Plus généralement, la crise actuelle révèle une fin de modèle. La fin d'un modèle de complaisance, de manque de vision, de déficit de perspectives. Tout se passe comme si nous n'avions, en fait, rien retenu de l'Histoire. Avons-nous pris la mesure de l'importance de la jeunesse à laquelle on demande tout et son contraire, à savoir de solder l'endettement des aînés tout en lui présentant une économie de chômage ? Pourquoi certains ont-ils nié l’évidence du problème des pensions ? Comment des postures idéologiques ont-elles pu se substituer à l’action décisive ? Il ne faut pas s'y tromper : cette crise est celle du futur, dont nous avons emprunté le bien-être à nos générations à venir, c’est-à-dire à nous-mêmes. Le sentiment d’entrave provient de la conscience que la prévisibilité du futur, que nous croyions linéaire, s’enfuit et nous échappe. La crise relève de la trame des inflexions tragiques.

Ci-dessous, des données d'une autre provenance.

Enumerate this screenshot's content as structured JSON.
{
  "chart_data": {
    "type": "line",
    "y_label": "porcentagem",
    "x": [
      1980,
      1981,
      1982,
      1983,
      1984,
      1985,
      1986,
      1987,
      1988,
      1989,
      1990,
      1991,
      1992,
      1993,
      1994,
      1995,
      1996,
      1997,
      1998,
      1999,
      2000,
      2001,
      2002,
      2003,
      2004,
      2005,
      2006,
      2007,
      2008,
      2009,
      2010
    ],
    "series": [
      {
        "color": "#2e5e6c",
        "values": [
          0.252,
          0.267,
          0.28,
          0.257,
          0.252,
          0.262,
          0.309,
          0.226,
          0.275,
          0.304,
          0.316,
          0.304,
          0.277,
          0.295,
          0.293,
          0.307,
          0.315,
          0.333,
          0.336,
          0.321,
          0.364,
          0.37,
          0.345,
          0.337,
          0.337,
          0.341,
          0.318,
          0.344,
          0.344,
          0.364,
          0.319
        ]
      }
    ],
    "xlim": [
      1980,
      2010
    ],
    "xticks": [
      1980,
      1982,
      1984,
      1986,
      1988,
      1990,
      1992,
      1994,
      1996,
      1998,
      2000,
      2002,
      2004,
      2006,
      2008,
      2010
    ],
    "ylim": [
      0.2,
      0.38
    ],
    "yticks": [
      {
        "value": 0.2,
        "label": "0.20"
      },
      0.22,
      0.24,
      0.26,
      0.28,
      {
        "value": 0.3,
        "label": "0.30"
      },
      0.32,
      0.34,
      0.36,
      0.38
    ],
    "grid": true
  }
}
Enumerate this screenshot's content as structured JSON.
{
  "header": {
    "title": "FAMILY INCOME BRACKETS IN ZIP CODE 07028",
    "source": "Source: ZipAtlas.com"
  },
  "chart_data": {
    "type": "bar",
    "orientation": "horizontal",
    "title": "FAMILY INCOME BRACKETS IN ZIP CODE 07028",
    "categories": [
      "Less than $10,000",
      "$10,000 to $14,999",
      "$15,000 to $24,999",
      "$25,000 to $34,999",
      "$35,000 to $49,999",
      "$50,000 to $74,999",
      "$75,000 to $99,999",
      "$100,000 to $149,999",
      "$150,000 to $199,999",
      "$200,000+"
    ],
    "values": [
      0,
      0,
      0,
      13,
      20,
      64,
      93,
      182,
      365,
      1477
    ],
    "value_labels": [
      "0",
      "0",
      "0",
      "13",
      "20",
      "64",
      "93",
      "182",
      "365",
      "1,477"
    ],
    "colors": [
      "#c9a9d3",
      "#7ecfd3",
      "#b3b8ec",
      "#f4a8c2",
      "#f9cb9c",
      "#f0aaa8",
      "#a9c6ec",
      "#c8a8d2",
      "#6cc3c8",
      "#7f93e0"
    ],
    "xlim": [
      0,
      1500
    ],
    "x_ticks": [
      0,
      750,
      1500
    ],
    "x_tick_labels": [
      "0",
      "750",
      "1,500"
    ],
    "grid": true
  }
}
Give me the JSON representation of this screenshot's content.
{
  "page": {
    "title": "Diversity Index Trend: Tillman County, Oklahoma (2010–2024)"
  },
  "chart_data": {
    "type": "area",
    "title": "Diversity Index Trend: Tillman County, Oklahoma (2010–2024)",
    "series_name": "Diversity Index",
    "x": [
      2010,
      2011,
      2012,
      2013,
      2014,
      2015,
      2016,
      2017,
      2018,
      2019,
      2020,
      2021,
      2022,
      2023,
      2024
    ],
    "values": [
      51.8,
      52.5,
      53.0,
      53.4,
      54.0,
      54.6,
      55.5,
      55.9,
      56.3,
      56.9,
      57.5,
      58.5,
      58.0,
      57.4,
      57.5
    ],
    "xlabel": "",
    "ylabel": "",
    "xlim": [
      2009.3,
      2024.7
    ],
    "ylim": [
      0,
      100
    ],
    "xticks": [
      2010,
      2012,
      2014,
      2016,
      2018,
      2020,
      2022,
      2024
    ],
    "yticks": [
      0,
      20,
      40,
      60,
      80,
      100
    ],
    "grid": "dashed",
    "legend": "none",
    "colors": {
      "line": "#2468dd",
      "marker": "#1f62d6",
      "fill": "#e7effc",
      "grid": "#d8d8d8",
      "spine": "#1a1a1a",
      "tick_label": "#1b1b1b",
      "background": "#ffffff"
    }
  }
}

La vraie question centrale sera désormais de savoir quelle majorité ou génération va imposer sa loi à quelle minorité? Le débat idéologique des prochaines années portera sur le dialogue entre l'Etat et le marché, entre la collectivité et l'individu, et entre la dette publique et la propriété privée. Le chemin sera sinueux entre le libéralisme de l’économie de marché et le socialisme redistributif. D'aucuns exigeront une incongrue étatisation croissante, voire généralisée, de l'économie, pour maintenir l'ordre social. D'autres argumenteront, à juste titre, que cette voie conduirait à désertifier toute initiative spontanée. Les insoutenables dettes publiques engageront la question du défaut ou de l'opposition sociale. Faut-il craindre Karl Marx pour espérer Adam Smith ? Ou déboulonner Milton Friedman pour restaurer Maynard Keynes ? Je ne le sais. Mais une chose est certaine : un monde nouveau se dresse. Il porte en lui une gigantesque transformation sociale. Cette dernière est imprécise, mais probablement radicale. D'aucuns trouveront que je suis pessimiste. Pourtant, si le constat est amer, je ne le suis aucunement. Au contraire. L'économie est un déséquilibre permanent, reflétant la nature intrinsèque du progrès humain. Elle retrouvera toujours des bases et le progrès à venir sera un gisement insoupçonné de croissance. Et puis, comme l'essayiste Jean-François Revel se plaisait à le rappeler, la vie n'a pour cadre qu'un petit nombre d'années alors que l'histoire a pour cadre des millénaires. C’est dans le long terme que nos politiques doivent désormais être ancrées.